I like to think that the White girls were quite the savants, having honed our skills at a tender age at Alexander’s Department Store when my mother and aunt would send us into the sea of women grabbing at bargains on a table. We were no higher than the women’s elbows so we could sneak in right up to the front. We’d duck out with whatever we had snagged and bring them back to my mother and aunt, who would check through the sizes and send us back in again till we found all the right sizes — kind of like Fagin in Oliver Twist.

So Loehmann’s was like that too — you just grabbed whatever you could and sorted it all out in the dressing room when you regrouped. My older sister was brilliant at it. She could spot a jewel from a hundred yards off. I was really good too but for some reason I usually could only find things in my size. Go figure.

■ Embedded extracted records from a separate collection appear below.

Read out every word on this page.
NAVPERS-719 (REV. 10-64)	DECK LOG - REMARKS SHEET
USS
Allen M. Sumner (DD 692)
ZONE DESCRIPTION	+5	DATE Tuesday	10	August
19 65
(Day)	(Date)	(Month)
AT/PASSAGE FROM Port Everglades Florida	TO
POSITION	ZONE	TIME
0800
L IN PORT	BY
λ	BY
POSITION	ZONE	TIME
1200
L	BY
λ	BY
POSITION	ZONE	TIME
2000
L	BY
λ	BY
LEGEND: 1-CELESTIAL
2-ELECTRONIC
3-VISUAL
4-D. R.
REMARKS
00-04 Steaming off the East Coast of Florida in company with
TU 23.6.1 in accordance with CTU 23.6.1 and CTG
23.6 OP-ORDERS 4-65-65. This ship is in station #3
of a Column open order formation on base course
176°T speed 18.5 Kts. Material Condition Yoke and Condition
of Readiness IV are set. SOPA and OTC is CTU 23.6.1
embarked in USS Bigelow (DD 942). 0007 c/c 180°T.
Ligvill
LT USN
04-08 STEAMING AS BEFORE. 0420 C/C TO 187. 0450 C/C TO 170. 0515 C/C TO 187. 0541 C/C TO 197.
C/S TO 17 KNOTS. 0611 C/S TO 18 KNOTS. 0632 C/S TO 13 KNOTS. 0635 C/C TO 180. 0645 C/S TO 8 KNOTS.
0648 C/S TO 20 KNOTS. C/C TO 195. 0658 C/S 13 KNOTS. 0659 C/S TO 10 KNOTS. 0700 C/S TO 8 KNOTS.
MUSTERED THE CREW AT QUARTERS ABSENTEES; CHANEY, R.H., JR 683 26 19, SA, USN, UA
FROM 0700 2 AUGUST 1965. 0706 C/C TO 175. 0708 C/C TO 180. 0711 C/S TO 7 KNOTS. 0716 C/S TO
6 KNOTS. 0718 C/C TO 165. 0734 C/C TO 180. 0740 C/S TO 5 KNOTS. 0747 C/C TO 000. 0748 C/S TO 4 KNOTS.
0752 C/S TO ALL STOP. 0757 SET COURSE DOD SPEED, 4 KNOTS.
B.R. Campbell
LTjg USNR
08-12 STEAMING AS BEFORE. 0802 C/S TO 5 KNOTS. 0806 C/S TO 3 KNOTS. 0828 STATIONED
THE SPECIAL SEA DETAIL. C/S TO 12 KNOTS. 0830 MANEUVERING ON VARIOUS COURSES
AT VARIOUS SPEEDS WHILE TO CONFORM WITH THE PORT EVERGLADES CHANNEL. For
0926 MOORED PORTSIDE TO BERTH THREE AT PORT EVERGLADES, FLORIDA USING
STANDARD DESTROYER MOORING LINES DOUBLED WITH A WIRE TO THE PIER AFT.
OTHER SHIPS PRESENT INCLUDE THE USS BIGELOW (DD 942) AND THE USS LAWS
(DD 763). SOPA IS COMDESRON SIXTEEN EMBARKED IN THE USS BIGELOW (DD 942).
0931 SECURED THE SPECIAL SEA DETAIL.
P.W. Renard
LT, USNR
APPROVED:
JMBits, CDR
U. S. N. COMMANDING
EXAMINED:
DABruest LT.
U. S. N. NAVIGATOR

Which is why I had such a bundle of evening dresses in my arms the first time I shopped at the Kingsbridge Loehmann’s in 1988. A newbie would have buckled under the weight.

There was no limit on what you could bring into the dressing room in those days, so it was whatever you could carry.

Somebody was trying to talk to me but I was so intent upon my mission that I tried to ignore him. Looking back, I wish I had. However, his persistence and social norms obliged me to acknowledge him.

I could barely see him through all the poufs and flounces — I was spitting out sequins for a week.

It was a young guy and he wanted to know what I thought of the store opening and the prices.